Cuba qualifie le blocus de « génocidaire ». Et d’aucuns hausseront les épaules en se disant qu’il s’agit d’une exagération. Et pourtant. Les avocats cubains sont très pointus en matière de droit international. Le terme n’est pas un effet de propagande car le blocus dont on parle c’est celui des États-Unis contre Cuba, le blocus réel, concret, pas celui invisible des médias, ou invisibilisé par les médias, ou imaginé par ceux qui en ont juste entendu parler et qui se disent « ben, ouais, bof, j’sais pas… ». Le blocus – et pas embargo – présente toutes les caractéristiques nécessaires et suffisantes pour être qualifié de génocidaire. A savoir un ensemble de mesures qui tentent d’infliger des souffrances économiques ET physiques, jusqu’aux plus extrêmes, à toute une population.
Le paradoxe cubain (c’est comme ça que je l’appelle) est le suivant : malgré les conditions imposées, littéralement inouïes et inconnues dans l’histoire moderne, et surtout depuis la chute de l’Union Soviétique, Cuba a réussi à en atténuer les effets les plus néfastes pour la population. Jusqu’à un certain point. Et parce que ces effets ont été atténués, l’esprit occidental de passage ne « voit » pas le blocus. Il ne voit pas le miracle cubain qui s’est opéré dans le contexte invisibilisé par les médias. Il ne voit pas l’éducation, la santé. Par contre, l’esprit occidental débusquera sans faille les immeubles décrépis (pas de ciment pour Cuba), les vieilles bagnoles (pas de voitures pour Cuba), les trucs en panne (pas de pièces détachées pour Cuba), le beurre qui manque au petit déjeuner, le café qui se fait rare, etc. Ce qui n’empêche pas, soit dit en passant, que Cuba reste une expérience humaine incroyable, pour ceux que ça intéresse.
Israël, par contre, est une danseuse entretenue par oncle Sam. Israël vote en faveur d’un blocus génocidaire mais hurle aux simples appels au boycott.

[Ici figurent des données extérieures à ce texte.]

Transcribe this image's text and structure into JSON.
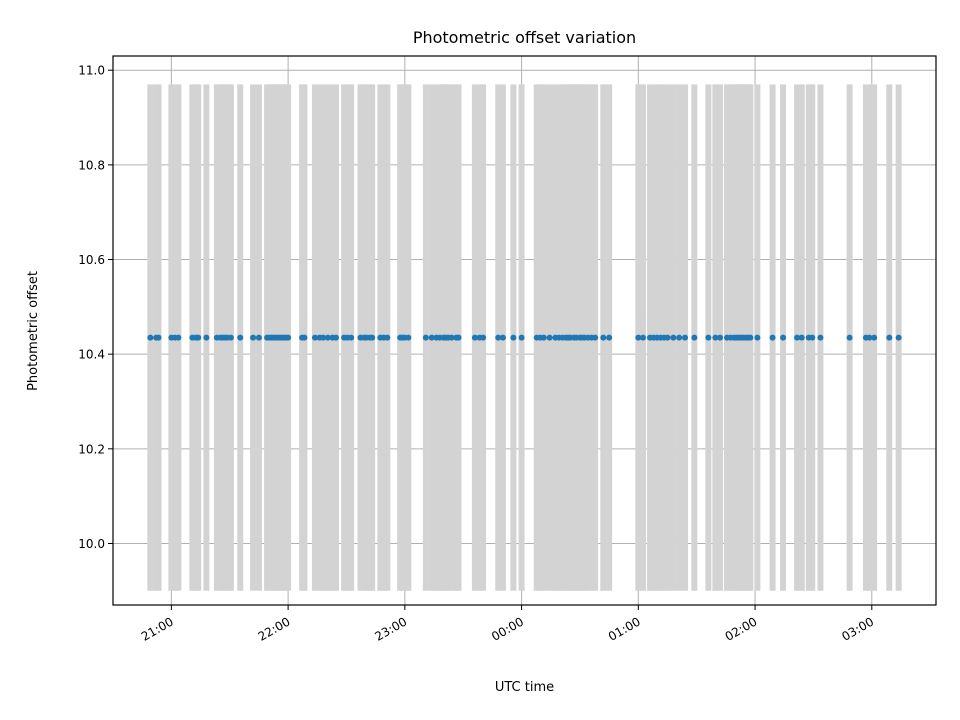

Cuba forme gratuitement un millier de médecins étrangers par an. Cuba envoie des médecins aux quatre coins du monde. Cuba a accueilli et soigné une quantité innombrable de Palestiniens.
Cuba est le pays qui a subi le plus grand nombre d’actes terroristes par rapport à sa population. Leur nombre approximatif est de 3500, avec environ autant de victimes. A l’échelle de la France, cela correspond à quelque chose comme 20.000 attentats, et autant de victimes. Question : à quoi ressemblerait la France au bout de 20.000 attentats et autant de victimes ? Et pourtant, à Cuba, on ne verra jamais de militaires patrouiller les gares et espaces publics, fusils automatiques en bandoulière. D’ailleurs, c’est à peine si on voit la police.
Israël a soutenu l’Apartheid en Afrique du Sud. Cuba a fait tomber l’apartheid avec son intervention militaire en Angola et Namibie contre l’armée sud-africaine de l’époque.
Israël a formé et équipé l’armée génocidaire (encore) du Guatemala de Rios Montt. Cuba a offert sa solidarité au peuple Guatémaltèque, à toute l’Amérique latine, à l’Afrique, au monde entier en fait.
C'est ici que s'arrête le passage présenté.